The first item was the pulling down of the statue of Christopher Columbus. Disingenuously, the images imply this was a Chavez-supported event, when in fact this was an act by a group of indigenous people acting on their own. Their act was condemned by pro-Chavez authorities, and several arrests were made. The statue was replaced.

Next, we have Crystal Tower--I've searched the web and cannot find any reference to such a building in Venezuela. I've found the Crystal Cube Plaza, an architecturally impressive structure.

This is followed by Plaza Venezuela, first an image at night, with all the lights on and water spraying, the next during the day and the water turned off. Also some graffiti on the side.

This, again, is wholly disingenuous when you consider how easy it would be to take pictures of practically any American city and give it the same treatment. And many fountains (I can think of one by Griffith park) are not run 24 hours of every day.

OK, next we have Central Park Tower. Apparently there was a blazing fire in 2005. So? By the way, why didn't that tower collapse? Isn't it made of steel? Doesn't fire melt steel, vis a vis the World Trade Center?

Moving on, we see beautiful Altamira Square, water on , then water off. See above.

The next one is perplexing. Here, we see two different displays of the kinetic art of Jesus Soto, except that the second one indicates that Soto died in 2005 (he was old). Is the video implying that Chavez killed him or something?

I don't know what the fuck to make of the next one. More graffiti maybe? Shocking! That bastard!

East Park Children's Playground. Also not to be found in a studious web search. There are many playgrounds in Caracas--hard to say what was happening here, except maybe the park was shut down for the rainy season--those clouds look threatening.

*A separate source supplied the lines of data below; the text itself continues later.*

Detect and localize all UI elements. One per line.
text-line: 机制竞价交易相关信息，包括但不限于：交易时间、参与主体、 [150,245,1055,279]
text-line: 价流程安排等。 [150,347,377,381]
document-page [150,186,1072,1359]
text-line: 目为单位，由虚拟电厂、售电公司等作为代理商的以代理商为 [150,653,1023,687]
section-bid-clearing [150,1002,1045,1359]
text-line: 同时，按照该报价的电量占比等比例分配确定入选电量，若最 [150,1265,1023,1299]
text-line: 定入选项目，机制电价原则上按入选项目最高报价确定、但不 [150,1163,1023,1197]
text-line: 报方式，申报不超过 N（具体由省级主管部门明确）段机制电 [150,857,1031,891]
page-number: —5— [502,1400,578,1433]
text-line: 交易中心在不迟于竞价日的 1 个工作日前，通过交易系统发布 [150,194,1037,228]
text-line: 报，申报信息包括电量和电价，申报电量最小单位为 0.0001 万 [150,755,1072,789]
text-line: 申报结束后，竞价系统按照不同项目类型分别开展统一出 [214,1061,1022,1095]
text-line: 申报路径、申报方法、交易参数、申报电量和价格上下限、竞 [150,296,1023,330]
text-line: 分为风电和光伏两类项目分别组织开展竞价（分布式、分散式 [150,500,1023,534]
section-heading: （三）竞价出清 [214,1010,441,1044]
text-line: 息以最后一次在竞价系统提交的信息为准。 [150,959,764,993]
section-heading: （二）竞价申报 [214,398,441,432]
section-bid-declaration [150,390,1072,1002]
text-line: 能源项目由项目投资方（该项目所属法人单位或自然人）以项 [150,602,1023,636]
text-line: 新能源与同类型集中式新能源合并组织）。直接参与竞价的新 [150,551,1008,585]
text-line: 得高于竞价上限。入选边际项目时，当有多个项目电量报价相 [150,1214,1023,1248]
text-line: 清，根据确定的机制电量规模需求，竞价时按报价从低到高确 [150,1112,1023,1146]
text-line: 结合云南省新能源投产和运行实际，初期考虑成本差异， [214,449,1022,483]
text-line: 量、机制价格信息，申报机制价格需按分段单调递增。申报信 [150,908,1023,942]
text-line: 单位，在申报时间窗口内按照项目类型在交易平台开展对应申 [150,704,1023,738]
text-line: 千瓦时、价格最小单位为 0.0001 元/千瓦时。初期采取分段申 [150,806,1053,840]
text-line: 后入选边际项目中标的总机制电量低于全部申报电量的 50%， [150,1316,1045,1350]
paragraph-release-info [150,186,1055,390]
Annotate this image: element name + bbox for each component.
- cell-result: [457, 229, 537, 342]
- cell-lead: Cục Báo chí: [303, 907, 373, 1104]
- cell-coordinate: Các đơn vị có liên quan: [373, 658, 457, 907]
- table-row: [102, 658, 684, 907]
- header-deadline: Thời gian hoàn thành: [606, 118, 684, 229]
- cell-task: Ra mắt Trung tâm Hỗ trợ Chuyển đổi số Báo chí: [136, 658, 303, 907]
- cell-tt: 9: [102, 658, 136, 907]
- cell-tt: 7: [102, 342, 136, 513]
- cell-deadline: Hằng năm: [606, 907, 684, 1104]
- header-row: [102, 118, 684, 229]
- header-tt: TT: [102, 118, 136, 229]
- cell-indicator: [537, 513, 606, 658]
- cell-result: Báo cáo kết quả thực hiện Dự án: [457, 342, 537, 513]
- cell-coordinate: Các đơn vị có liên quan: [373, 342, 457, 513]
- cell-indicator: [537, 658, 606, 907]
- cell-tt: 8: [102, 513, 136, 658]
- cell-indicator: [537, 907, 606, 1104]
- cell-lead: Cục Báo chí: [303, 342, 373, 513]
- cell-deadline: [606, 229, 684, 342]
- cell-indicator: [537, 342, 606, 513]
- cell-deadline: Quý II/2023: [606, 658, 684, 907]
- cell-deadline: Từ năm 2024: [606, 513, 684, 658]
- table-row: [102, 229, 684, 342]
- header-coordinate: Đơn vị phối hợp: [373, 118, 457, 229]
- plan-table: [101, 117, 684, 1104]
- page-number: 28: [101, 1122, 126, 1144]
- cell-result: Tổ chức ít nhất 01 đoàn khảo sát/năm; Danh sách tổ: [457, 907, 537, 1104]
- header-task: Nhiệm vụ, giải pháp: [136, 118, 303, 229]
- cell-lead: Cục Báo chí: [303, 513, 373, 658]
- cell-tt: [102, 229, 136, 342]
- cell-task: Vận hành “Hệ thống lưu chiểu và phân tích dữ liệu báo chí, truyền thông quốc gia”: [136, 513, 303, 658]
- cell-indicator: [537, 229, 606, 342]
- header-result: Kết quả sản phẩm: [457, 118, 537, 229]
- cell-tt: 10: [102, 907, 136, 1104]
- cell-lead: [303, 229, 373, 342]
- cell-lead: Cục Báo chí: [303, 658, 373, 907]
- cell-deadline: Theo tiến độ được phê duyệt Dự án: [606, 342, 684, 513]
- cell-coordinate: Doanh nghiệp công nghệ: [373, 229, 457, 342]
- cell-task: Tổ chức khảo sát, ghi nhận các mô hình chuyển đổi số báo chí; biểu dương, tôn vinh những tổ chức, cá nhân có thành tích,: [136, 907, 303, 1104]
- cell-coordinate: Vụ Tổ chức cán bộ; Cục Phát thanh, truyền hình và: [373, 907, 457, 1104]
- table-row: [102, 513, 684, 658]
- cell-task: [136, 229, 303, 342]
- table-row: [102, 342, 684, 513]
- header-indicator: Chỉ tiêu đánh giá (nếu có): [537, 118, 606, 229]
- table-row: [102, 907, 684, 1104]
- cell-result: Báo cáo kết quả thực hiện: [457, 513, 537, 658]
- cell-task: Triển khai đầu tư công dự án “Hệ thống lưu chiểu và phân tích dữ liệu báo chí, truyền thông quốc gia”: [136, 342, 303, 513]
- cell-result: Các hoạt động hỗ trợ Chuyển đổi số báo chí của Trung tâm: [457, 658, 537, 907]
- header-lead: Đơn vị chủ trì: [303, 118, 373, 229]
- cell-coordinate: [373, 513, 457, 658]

Then we have Viaducto Numero Uno, an important bridge from Caracas to the ports and airport. The bridge collapsed, partly due to some excessive rain that had undermined the structure, but it was old anyway. It took a little searching, but I was able to find a picture of it under reconstruction as of May of this year. Bridges take awhile to build.

I couldn't spend any more time with it; I had seen enough to be convinced that the creators of the video had an agenda they were foisting on the naive to foment hatred against Chavez for taking back Venezuela from the North American corporations (and other interests) that had been controlling it for decades.

There is no substitute for study and fact-checking. Gotta do the slogging, as it were.

G'Willie said...

Your comment didn't age will did it steve?